= Gonality of an algebraic curve =

In mathematics, the gonality of an algebraic curve C is defined as the lowest degree of a nonconstant rational map from C to the projective line. In more algebraic terms, if C is defined over the field K and K(C) denotes the function field of C, then the gonality is the minimum value taken by the degrees of field extensions

K(C)/K(f)

of the function field over its subfields generated by single functions f.

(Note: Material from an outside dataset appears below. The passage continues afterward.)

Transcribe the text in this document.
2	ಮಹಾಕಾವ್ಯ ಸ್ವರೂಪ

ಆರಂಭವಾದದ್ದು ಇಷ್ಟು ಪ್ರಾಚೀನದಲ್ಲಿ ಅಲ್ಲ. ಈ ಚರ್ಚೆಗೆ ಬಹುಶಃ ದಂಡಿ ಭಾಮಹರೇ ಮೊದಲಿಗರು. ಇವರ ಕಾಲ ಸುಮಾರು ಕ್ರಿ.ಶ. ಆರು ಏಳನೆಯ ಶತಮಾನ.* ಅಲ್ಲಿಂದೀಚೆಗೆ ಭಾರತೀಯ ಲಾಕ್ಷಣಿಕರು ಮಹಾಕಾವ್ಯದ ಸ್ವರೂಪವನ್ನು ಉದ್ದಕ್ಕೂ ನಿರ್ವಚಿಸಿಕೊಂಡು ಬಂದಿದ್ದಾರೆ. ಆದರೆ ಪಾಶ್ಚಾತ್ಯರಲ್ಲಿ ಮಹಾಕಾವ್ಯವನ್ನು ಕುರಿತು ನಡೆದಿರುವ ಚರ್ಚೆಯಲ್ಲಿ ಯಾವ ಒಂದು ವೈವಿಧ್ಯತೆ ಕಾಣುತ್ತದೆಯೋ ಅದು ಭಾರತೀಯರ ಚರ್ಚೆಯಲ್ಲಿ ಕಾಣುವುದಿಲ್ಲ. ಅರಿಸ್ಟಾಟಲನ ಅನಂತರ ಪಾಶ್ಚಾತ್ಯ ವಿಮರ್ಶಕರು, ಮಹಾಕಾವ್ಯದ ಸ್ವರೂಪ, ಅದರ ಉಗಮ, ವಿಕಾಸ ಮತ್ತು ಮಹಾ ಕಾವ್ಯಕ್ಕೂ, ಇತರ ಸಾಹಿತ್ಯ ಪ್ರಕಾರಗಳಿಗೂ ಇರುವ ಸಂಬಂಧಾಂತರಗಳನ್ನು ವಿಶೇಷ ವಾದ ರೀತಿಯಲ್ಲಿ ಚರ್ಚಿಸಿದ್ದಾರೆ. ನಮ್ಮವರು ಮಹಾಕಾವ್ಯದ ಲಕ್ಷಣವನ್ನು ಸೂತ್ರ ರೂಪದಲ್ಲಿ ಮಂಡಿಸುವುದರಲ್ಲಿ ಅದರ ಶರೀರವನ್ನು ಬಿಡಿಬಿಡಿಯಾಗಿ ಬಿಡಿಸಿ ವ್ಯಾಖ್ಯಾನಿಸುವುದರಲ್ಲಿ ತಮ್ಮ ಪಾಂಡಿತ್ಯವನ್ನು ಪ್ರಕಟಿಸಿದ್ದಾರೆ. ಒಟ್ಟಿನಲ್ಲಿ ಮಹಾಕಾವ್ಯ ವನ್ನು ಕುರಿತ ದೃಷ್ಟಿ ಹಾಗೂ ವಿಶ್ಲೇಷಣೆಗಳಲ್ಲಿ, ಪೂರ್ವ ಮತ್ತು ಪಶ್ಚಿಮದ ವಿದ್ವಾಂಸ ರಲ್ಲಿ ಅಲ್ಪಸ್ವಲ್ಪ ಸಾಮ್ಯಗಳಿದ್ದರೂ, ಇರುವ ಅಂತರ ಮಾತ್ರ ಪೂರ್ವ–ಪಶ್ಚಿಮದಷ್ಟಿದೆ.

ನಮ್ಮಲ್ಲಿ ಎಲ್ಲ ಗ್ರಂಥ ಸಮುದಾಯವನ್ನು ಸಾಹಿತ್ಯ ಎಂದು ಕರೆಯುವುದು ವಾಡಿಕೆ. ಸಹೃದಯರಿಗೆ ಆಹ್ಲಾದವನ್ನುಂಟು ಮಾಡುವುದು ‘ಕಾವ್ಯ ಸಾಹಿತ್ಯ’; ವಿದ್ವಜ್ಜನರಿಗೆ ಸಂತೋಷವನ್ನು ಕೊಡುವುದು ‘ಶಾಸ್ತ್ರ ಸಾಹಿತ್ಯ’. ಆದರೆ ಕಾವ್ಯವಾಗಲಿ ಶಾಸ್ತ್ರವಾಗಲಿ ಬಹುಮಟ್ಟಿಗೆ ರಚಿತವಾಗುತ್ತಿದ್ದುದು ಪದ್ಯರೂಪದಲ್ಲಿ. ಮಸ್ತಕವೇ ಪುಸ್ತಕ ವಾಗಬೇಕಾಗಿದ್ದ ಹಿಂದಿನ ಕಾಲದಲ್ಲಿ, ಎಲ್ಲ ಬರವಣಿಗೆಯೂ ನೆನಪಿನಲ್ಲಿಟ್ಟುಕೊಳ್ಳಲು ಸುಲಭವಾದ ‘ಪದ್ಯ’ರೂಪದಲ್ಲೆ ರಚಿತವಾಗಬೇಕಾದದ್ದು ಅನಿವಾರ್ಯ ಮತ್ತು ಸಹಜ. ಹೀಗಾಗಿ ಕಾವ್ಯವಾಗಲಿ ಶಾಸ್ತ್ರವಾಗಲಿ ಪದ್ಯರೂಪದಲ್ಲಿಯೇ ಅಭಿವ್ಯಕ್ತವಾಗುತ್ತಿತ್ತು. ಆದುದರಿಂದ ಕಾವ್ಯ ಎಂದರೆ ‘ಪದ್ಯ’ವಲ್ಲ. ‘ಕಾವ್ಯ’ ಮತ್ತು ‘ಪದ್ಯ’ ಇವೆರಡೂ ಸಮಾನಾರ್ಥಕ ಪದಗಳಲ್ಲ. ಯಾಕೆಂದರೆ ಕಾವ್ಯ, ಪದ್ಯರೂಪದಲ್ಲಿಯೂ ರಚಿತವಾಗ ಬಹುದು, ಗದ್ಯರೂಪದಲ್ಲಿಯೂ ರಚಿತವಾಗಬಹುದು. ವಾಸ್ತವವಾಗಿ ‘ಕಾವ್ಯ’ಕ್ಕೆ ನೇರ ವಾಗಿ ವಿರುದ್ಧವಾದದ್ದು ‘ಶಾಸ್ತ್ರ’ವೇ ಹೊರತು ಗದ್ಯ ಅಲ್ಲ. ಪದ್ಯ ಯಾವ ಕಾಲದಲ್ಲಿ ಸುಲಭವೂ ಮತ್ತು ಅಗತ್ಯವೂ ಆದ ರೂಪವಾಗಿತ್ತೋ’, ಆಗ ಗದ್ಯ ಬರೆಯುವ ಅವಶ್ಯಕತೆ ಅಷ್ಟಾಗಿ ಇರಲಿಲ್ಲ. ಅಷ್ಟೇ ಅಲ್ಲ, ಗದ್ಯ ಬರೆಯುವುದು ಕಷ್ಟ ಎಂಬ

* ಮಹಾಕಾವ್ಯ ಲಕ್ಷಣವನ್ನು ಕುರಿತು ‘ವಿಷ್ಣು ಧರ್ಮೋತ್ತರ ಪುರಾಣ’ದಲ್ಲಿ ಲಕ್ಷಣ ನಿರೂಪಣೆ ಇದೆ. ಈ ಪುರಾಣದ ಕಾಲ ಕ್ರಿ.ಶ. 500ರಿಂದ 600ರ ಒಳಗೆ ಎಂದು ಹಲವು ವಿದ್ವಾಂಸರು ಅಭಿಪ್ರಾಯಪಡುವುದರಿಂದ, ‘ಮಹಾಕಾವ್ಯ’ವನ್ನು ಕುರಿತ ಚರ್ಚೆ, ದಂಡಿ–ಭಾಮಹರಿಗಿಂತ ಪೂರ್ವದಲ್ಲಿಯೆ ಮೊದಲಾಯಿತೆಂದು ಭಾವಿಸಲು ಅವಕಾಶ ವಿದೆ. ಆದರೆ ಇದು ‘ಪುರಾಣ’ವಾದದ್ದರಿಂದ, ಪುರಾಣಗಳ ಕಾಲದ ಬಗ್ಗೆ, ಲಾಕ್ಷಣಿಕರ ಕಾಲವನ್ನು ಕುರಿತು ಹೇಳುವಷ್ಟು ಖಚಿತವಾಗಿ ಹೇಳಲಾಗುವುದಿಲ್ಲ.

If K is algebraically closed, then the gonality is 1 precisely for curves of genus 0. The gonality is 2 for curves of genus 1 (elliptic curves) and for hyperelliptic curves (this includes all curves of genus 2). For genus g ≥ 3 it is no longer the case that the genus determines the gonality. The gonality of a curve of genus g is less than or equal to the floor function of

(g + 3)/2.

Trigonal curves are those with gonality 3, and this case gave rise to the name in general. Trigonal curves include the Picard curves, of genus three and given by an equation

y^{3} = Q(x)

where Q is of degree 4.

The gonality conjecture, of M. Green and R. Lazarsfeld, predicts that the gonality of the algebraic curve C can be calculated by homological algebra means, from a minimal resolution of an invertible sheaf of high degree. In many cases the gonality is two more than the Clifford index. The Green–Lazarsfeld conjecture is an exact formula in terms of the graded Betti numbers for a degree d embedding in r dimensions, for d large with respect to the genus. Writing b(C), with respect to a given such embedding of C and the minimal free resolution for its homogeneous coordinate ring, for the minimum index i for which β_{i, i + 1} is zero, then the conjectured formula for the gonality is

r + 1 − b(C).

According to the 1900 ICM talk of Federico Amodeo, the notion (but not the terminology) originated in Section V of Riemann's Theory of Abelian Functions. Amodeo used the term "gonalità" as early as 1893.